Meminimalisir kecurigaan kepada pasangan, tidak menuduh anggota melakukan hal negatif
tanpa adanya bukti, dan apabila ada bukti lakukan dengan komunikasi yang humanis.
4. Kesamaan pemahaman, communication and similiarity are positively related. Meski tidak
dipungkiri bahwa setiap individu pasti memiliki perbedaan satu sama lain, namun hal tersebut
sangat mungkin untuk diminimalisir. Mulai berfokus pada penyelesaian masalah dan bukan pada
perbedaan ataupun mengungkit kesalahan masing-masing. Dengan adanya komunikasi,
permasalahan yang ada dalam sebuah keluarga dapat dibicarakan dengan menentukan solusi
terbaik.
5. Kemitraan seimbang, yakni suami dan istri membagi waktu dan aktivitas dengan saling
mendukung/membantu pekerjaan rumah tangga, termasuk dalam mendampingi anak
menjalankan aktivitas belajar dari rumah.

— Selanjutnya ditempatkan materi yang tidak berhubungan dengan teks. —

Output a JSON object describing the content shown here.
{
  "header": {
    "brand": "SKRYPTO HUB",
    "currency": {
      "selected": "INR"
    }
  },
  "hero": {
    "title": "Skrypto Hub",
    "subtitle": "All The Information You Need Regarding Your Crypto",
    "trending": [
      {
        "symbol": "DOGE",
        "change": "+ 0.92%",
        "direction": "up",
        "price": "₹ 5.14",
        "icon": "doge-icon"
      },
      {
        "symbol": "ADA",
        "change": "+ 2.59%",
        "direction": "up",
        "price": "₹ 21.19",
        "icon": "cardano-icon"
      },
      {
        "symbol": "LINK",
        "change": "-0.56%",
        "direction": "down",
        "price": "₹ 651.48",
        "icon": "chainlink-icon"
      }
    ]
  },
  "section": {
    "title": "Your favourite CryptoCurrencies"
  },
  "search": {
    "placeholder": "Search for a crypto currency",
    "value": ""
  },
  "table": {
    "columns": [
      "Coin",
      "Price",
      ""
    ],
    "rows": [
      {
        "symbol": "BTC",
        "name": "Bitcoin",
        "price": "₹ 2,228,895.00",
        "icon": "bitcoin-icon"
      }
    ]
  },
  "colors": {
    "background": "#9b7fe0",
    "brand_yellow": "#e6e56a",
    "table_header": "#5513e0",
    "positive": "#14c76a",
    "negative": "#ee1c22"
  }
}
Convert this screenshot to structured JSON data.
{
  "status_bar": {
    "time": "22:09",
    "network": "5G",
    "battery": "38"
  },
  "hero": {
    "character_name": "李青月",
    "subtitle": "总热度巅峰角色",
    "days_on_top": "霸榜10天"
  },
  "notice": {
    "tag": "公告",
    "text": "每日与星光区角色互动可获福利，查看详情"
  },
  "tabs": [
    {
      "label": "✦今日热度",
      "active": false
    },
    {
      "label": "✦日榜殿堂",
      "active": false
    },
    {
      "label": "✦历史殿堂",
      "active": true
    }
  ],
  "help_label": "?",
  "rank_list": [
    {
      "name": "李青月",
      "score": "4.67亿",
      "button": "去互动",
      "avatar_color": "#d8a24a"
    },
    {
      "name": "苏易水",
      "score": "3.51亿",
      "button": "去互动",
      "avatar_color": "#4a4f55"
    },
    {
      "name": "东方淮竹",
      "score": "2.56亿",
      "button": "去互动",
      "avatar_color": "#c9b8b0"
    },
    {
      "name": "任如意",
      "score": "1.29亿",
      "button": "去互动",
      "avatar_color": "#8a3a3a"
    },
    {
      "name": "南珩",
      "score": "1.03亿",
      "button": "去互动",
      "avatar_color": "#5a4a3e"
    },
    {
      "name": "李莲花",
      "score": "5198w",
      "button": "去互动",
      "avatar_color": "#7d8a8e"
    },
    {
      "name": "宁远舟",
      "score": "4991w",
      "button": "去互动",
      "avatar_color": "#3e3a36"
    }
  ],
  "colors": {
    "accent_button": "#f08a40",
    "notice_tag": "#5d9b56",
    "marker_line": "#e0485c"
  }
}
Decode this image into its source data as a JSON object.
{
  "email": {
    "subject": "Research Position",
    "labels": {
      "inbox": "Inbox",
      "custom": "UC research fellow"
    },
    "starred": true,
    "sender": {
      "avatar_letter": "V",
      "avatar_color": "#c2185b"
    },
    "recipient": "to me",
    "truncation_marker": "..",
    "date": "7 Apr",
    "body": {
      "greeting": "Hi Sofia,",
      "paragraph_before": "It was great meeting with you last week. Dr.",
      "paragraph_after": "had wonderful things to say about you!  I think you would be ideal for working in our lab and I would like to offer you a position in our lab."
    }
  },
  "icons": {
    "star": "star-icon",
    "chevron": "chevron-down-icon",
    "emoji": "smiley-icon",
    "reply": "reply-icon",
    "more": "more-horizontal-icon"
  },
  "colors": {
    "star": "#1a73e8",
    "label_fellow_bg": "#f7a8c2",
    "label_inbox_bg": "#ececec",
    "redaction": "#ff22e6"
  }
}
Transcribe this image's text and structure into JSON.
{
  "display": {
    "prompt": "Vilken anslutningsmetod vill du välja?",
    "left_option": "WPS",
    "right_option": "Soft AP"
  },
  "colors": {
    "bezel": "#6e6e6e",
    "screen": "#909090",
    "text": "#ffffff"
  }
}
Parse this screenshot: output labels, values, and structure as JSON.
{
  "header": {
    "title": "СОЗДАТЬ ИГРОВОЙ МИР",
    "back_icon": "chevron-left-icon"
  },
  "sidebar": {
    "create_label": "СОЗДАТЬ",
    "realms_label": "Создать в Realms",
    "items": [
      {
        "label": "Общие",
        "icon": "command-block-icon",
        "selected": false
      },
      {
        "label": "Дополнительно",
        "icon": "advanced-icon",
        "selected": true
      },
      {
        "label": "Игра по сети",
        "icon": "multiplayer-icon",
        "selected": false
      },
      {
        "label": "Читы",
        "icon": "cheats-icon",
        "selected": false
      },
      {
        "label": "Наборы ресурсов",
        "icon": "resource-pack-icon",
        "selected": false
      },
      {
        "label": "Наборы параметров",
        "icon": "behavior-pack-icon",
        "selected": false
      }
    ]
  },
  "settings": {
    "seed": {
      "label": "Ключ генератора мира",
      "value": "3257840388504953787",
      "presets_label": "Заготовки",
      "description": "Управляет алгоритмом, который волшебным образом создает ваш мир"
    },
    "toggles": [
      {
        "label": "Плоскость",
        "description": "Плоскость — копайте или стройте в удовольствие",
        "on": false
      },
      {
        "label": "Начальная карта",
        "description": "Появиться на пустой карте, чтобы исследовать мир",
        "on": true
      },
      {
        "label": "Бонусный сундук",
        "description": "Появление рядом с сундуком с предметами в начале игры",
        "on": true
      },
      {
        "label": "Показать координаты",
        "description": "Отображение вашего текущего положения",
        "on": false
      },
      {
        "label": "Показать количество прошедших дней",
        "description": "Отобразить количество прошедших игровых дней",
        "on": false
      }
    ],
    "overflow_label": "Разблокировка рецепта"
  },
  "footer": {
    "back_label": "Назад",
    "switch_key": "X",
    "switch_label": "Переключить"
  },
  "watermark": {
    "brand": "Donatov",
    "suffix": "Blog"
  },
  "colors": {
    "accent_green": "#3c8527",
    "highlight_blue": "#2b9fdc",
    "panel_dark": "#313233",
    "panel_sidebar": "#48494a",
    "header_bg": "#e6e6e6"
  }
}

6. Sering memuji dan menenangkan pasangan, yakni perbanyaklah saling ucapan sayang dan
segera minta maaf apabila ada keselahan atau pasangan kurang berkenan.
7. Mengubah gaya hidup keluarga, yakni menjalankan kehidupan yang lebih sederhana dengan
cara melakukan penghematan semua pengeluaran dan hindari pemborosan.
8. Jangan abaikan keluarga, yakni jangan abaikan kepentingan anak dan pasangan. Apabila anak
menangis dan butuh pertolongan berhenti sebentar aktivitas pekerjaan anda dan segera tolong
anak, dan kemudian kalau anak sudah nyaman anda dapat melanjutkan pekerjaan, atau bisa juga
bekerja di dekat anak. Atur jadwal bersama anggota keluarga.
9. Mengola waktu dan aktivitas, yakni atur waktu dan aktivitas sebaik mungkin. Ada kegiatan
individu dan ada kegiatan Bersama keluarga. Untuk menghilangkan kejenuhan, maka ciptakan
waktu pribadi untuk kegiatan individu yang disukai dan disepakati bersama.